Dr Opas announced the news late yesterday afternoon. The Phuket Info Center relayed the announcement early this morning (Oct 1).
One of the cases was a 37-year-old Thai woman. Her occupation was given as a “service worker”.
The woman developed a fever, sore throat and muscle pain on Sept 16. The next day she bought medicine to treat her symptoms, Dr Opas said.
The woman told DDC officers that she had close contact with a 54-year-old German man on Sept 17. She later noticed a rash on her buttocks and blisters on other areas of her body, he said
The woman, now concerned for her condition, presented herself at a hospital for treatment. The woman explained that he had not had close contact with any person other than the German man.
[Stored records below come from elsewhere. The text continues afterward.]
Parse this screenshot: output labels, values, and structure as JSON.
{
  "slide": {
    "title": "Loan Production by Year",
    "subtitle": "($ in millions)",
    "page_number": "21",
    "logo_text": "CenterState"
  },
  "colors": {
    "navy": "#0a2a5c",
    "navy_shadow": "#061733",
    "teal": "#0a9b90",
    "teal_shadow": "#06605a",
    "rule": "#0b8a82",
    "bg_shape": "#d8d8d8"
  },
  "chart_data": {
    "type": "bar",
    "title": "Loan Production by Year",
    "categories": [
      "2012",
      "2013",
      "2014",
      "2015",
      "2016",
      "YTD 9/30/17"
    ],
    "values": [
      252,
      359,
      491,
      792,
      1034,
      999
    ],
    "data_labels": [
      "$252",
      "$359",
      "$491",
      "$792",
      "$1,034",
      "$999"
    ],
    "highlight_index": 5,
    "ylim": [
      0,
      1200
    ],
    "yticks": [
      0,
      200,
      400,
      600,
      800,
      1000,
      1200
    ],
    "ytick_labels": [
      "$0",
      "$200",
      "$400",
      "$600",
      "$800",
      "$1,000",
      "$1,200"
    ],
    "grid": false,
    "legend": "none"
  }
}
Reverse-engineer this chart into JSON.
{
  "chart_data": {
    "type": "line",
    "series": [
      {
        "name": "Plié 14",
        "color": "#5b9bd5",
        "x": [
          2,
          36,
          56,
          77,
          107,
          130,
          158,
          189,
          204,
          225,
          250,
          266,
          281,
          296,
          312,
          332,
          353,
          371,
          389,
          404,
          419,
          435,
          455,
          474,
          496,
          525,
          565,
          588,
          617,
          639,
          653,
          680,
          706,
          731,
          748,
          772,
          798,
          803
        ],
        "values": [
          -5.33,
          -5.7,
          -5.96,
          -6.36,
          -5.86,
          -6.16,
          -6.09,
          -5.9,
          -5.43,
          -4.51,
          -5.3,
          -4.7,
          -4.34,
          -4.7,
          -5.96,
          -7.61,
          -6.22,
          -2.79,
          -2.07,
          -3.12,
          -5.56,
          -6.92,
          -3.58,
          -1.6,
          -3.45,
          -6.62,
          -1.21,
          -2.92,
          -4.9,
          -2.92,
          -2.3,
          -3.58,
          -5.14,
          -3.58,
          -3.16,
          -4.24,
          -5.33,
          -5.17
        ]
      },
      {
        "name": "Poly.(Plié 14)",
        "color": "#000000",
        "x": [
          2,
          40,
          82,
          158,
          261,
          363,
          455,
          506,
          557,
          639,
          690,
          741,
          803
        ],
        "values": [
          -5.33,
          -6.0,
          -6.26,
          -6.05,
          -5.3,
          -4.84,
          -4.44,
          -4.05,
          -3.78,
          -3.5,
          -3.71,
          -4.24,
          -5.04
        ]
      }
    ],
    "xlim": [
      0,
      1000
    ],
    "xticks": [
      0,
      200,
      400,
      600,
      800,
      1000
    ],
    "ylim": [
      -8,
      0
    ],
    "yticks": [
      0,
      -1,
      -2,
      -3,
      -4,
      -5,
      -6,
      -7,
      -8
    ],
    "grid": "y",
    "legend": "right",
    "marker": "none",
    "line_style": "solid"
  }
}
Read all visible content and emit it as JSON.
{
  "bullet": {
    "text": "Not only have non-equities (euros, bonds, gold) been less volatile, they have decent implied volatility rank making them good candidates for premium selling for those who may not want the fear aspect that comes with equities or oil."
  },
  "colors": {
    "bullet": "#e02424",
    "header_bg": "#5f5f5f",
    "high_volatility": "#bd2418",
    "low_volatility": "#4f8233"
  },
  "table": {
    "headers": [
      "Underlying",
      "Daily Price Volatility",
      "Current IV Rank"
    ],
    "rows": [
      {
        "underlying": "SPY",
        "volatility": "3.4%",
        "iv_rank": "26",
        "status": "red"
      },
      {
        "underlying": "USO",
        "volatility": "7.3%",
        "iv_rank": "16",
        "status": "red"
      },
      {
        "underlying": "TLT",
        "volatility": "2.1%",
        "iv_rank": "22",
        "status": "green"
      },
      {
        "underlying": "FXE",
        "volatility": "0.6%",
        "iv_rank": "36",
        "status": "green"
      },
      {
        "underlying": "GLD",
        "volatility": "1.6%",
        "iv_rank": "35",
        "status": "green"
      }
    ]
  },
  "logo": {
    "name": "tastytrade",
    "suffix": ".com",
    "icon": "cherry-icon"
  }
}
She had not been in contact with anyone she knew to have a rash or blisters, she said.
She also had not travelled abroad during the 21 days before she started experiencing signs of infection, Dr Opas said.
The hospital doctors sent samples for laboratory tests, which on Monday (Sept 26, nine days after the woman started exhibiting signs of infection) confirmed the woman had contracted monkeypox, he added.
A team of DDC officers from the Ministry of Public Health Region 11 branch in Nakhon Si Thammarat were dispatched to investigate the infection, assisted by officers from the Phuket Provincial Public Health Office (PPHO) and “local hospitals”, Dr Opas said.
The German later also tested positive for monkeypox, he added.
Dr Opas, speaking yesterday, five days after the woman had been confirmed as infected, did not confirm at which hospital the woman had presented herself or the general area where she lived or worked.
He also gave no details of when or where the German man had tested positive.
Despite an incessant monkeypox-awareness campaign for months by national health figures, relayed daily by local government agencies, neither the DDC nor the PPHO publicly revealed any confirmation that any person had been infected with monkeypox in Phuket in the past five days since the woman was confirmed as infected.